METHODS 300 men and women with pain and 300 controls without pain (aged 40–79) were seen. Isometric quadriceps strength (MVC) was measured and muscle activation was assessed by twitch superimposition. Disability (Western Ontario McMaster Osteoarthritis Index (WOMAC)) and anxiety and depression were assessed (Hospital Anxiety and Depression Index (HAD)). Radiographs were obtained of the tibiofemoral and patellofemoral joints and total score for osteophyte, narrowing, and sclerosis calculated for each knee.

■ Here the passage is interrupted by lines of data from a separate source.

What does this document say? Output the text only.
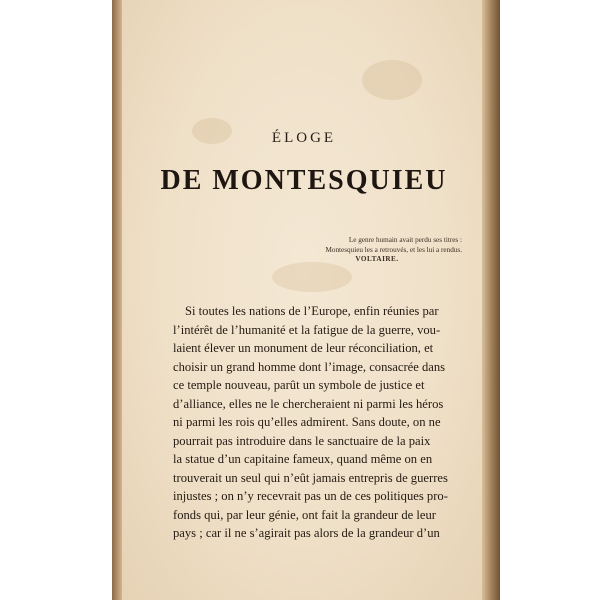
ÉLOGE
DE MONTESQUIEU
Le genre humain avait perdu ses titres :
Montesquieu les a retrouvés, et les lui a rendus.
VOLTAIRE.
Si toutes les nations de l’Europe, enfin réunies par
l’intérêt de l’humanité et la fatigue de la guerre, vou-
laient élever un monument de leur réconciliation, et
choisir un grand homme dont l’image, consacrée dans
ce temple nouveau, parût un symbole de justice et
d’alliance, elles ne le chercheraient ni parmi les héros
ni parmi les rois qu’elles admirent. Sans doute, on ne
pourrait pas introduire dans le sanctuaire de la paix
la statue d’un capitaine fameux, quand même on en
trouverait un seul qui n’eût jamais entrepris de guerres
injustes ; on n’y recevrait pas un de ces politiques pro-
fonds qui, par leur génie, ont fait la grandeur de leur
pays ; car il ne s’agirait pas alors de la grandeur d’un
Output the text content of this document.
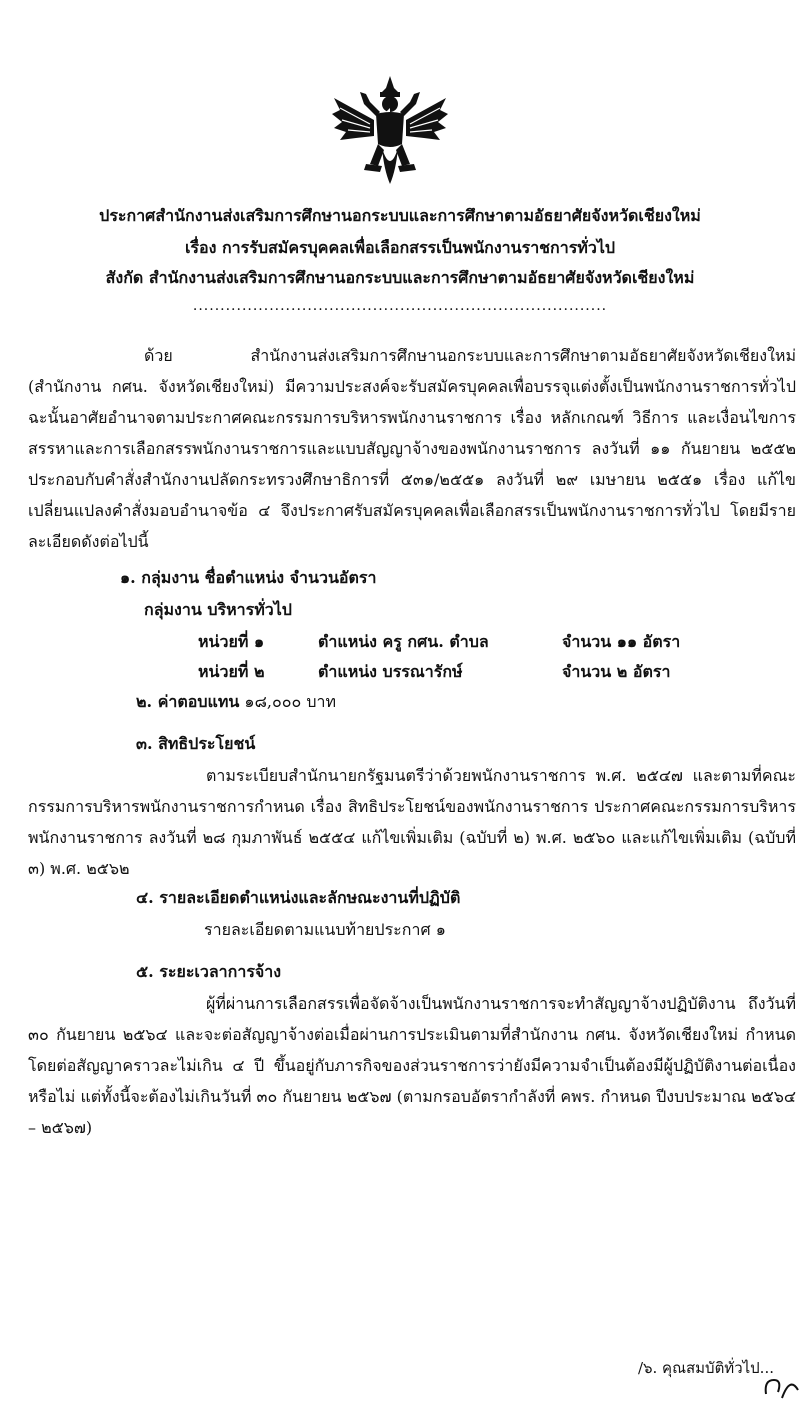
ประกาศสำนักงานส่งเสริมการศึกษานอกระบบและการศึกษาตามอัธยาศัยจังหวัดเชียงใหม่
เรื่อง การรับสมัครบุคคลเพื่อเลือกสรรเป็นพนักงานราชการทั่วไป
สังกัด สำนักงานส่งเสริมการศึกษานอกระบบและการศึกษาตามอัธยาศัยจังหวัดเชียงใหม่
............................................................................
ด้วย สำนักงานส่งเสริมการศึกษานอกระบบและการศึกษาตามอัธยาศัยจังหวัดเชียงใหม่ (สำนักงาน กศน. จังหวัดเชียงใหม่) มีความประสงค์จะรับสมัครบุคคลเพื่อบรรจุแต่งตั้งเป็นพนักงานราชการทั่วไป ฉะนั้นอาศัยอำนาจตามประกาศคณะกรรมการบริหารพนักงานราชการ เรื่อง หลักเกณฑ์ วิธีการ และเงื่อนไขการสรรหาและการเลือกสรรพนักงานราชการและแบบสัญญาจ้างของพนักงานราชการ ลงวันที่ ๑๑ กันยายน ๒๕๕๒ ประกอบกับคำสั่งสำนักงานปลัดกระทรวงศึกษาธิการที่ ๕๓๑/๒๕๕๑ ลงวันที่ ๒๙ เมษายน ๒๕๕๑ เรื่อง แก้ไขเปลี่ยนแปลงคำสั่งมอบอำนาจข้อ ๔ จึงประกาศรับสมัครบุคคลเพื่อเลือกสรรเป็นพนักงานราชการทั่วไป โดยมีรายละเอียดดังต่อไปนี้
๑. กลุ่มงาน ชื่อตำแหน่ง จำนวนอัตรา
กลุ่มงาน บริหารทั่วไป
หน่วยที่ ๑	ตำแหน่ง ครู กศน. ตำบล	จำนวน ๑๑ อัตรา
หน่วยที่ ๒	ตำแหน่ง บรรณารักษ์	จำนวน ๒ อัตรา
๒. ค่าตอบแทน ๑๘,๐๐๐ บาท
๓. สิทธิประโยชน์
ตามระเบียบสำนักนายกรัฐมนตรีว่าด้วยพนักงานราชการ พ.ศ. ๒๕๔๗ และตามที่คณะกรรมการบริหารพนักงานราชการกำหนด เรื่อง สิทธิประโยชน์ของพนักงานราชการ ประกาศคณะกรรมการบริหารพนักงานราชการ ลงวันที่ ๒๘ กุมภาพันธ์ ๒๕๕๔ แก้ไขเพิ่มเติม (ฉบับที่ ๒) พ.ศ. ๒๕๖๐ และแก้ไขเพิ่มเติม (ฉบับที่ ๓) พ.ศ. ๒๕๖๒
๔. รายละเอียดตำแหน่งและลักษณะงานที่ปฏิบัติ
รายละเอียดตามแนบท้ายประกาศ ๑
๕. ระยะเวลาการจ้าง
ผู้ที่ผ่านการเลือกสรรเพื่อจัดจ้างเป็นพนักงานราชการจะทำสัญญาจ้างปฏิบัติงาน ถึงวันที่ ๓๐ กันยายน ๒๕๖๔ และจะต่อสัญญาจ้างต่อเมื่อผ่านการประเมินตามที่สำนักงาน กศน. จังหวัดเชียงใหม่ กำหนด โดยต่อสัญญาคราวละไม่เกิน ๔ ปี ขึ้นอยู่กับภารกิจของส่วนราชการว่ายังมีความจำเป็นต้องมีผู้ปฏิบัติงานต่อเนื่องหรือไม่ แต่ทั้งนี้จะต้องไม่เกินวันที่ ๓๐ กันยายน ๒๕๖๗ (ตามกรอบอัตรากำลังที่ คพร. กำหนด ปีงบประมาณ ๒๕๖๔ – ๒๕๖๗)
/๖. คุณสมบัติทั่วไป...
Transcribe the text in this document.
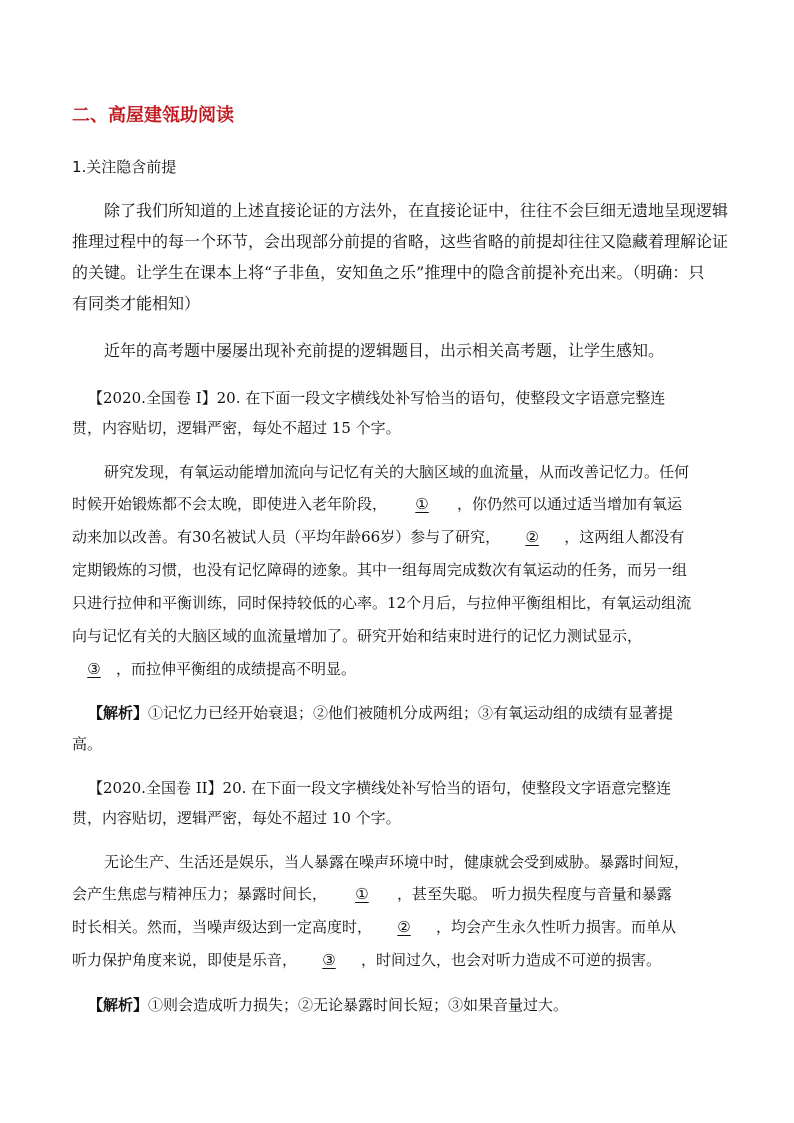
二、高屋建瓴助阅读
1.关注隐含前提
除了我们所知道的上述直接论证的方法外，在直接论证中，往往不会巨细无遗地呈现逻辑
推理过程中的每一个环节，会出现部分前提的省略，这些省略的前提却往往又隐藏着理解论证
的关键。让学生在课本上将“子非鱼，安知鱼之乐”推理中的隐含前提补充出来。（明确：只
有同类才能相知）
近年的高考题中屡屡出现补充前提的逻辑题目，出示相关高考题，让学生感知。
【2020.全国卷 I】20. 在下面一段文字横线处补写恰当的语句，使整段文字语意完整连
贯，内容贴切，逻辑严密，每处不超过 15 个字。
研究发现，有氧运动能增加流向与记忆有关的大脑区域的血流量，从而改善记忆力。任何
时候开始锻炼都不会太晚，即使进入老年阶段， ① ，你仍然可以通过适当增加有氧运
动来加以改善。有30名被试人员（平均年龄66岁）参与了研究， ② ，这两组人都没有
定期锻炼的习惯，也没有记忆障碍的迹象。其中一组每周完成数次有氧运动的任务，而另一组
只进行拉伸和平衡训练，同时保持较低的心率。12个月后，与拉伸平衡组相比，有氧运动组流
向与记忆有关的大脑区域的血流量增加了。研究开始和结束时进行的记忆力测试显示，
③ ，而拉伸平衡组的成绩提高不明显。
【解析】①记忆力已经开始衰退；②他们被随机分成两组；③有氧运动组的成绩有显著提
高。
【2020.全国卷 II】20. 在下面一段文字横线处补写恰当的语句，使整段文字语意完整连
贯，内容贴切，逻辑严密，每处不超过 10 个字。
无论生产、生活还是娱乐，当人暴露在噪声环境中时，健康就会受到威胁。暴露时间短，
会产生焦虑与精神压力；暴露时间长， ① ，甚至失聪。 听力损失程度与音量和暴露
时长相关。然而，当噪声级达到一定高度时， ② ，均会产生永久性听力损害。而单从
听力保护角度来说，即使是乐音， ③ ，时间过久，也会对听力造成不可逆的损害。
【解析】①则会造成听力损失；②无论暴露时间长短；③如果音量过大。
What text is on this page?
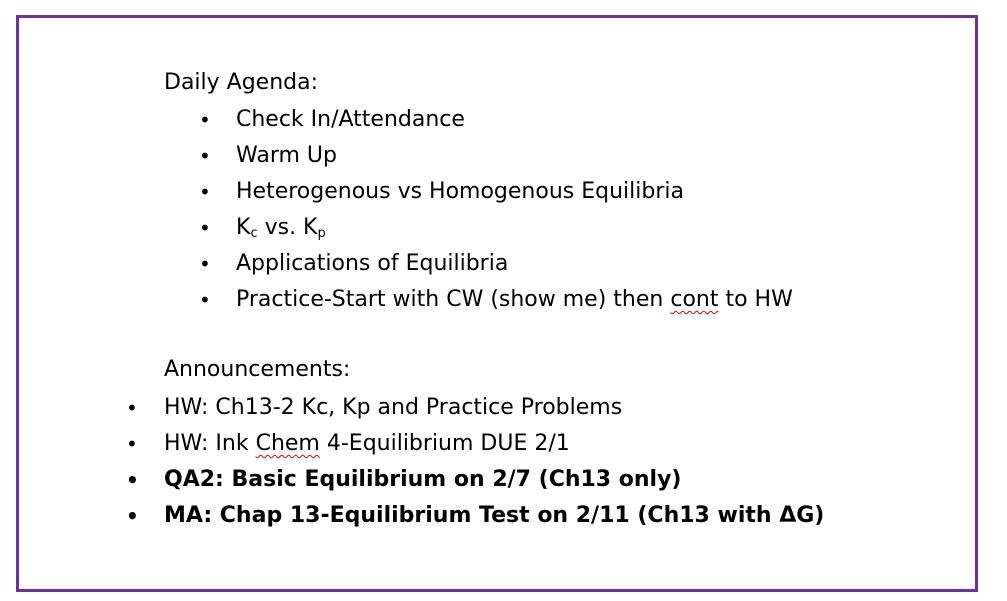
Daily Agenda:
• Check In/Attendance
• Warm Up
• Heterogenous vs Homogenous Equilibria
• $K_c$ vs. $K_p$
• Applications of Equilibria
• Practice-Start with CW (show me) then cont to HW
Announcements:
• HW: Ch13-2 Kc, Kp and Practice Problems
• HW: Ink Chem 4-Equilibrium DUE 2/1
• QA2: Basic Equilibrium on 2/7 (Ch13 only)
• MA: Chap 13-Equilibrium Test on 2/11 (Ch13 with ΔG)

RESULTS Subjects with knee pain had lower voluntary quadriceps strength than those without pain (p<0.005). Quadriceps activation was also lower (p<0.005), but did not fully explain the reduction in strength. When analysed by multiple logistic regression: quadriceps strength (odds ratio 18.8, CI 4.8, 74.1 for MVC ⩽10 kgF); depression (odds ratio 2.4, CI 1.0, 5.5 for HAD score⩾8); and radiographic change (odds ratio 4.1, CI 1.9, 8.6 for radiographic score ⩾4) were independently associated with pain. In those with knee pain, disability was independently associated with quadriceps strength (odds ratio 8.2, CI 1.5, 44.4 for MVC ⩽10 kgF) and depression (odds ratio 6.2, CI 2.1, 18.0 for HAD score⩾8); but not with radiographic score.
CONCLUSIONS Quadriceps strength is strongly associated with knee pain and disability in the community, even when activation and psychological factors are taken into account. This has important therapeutic implications.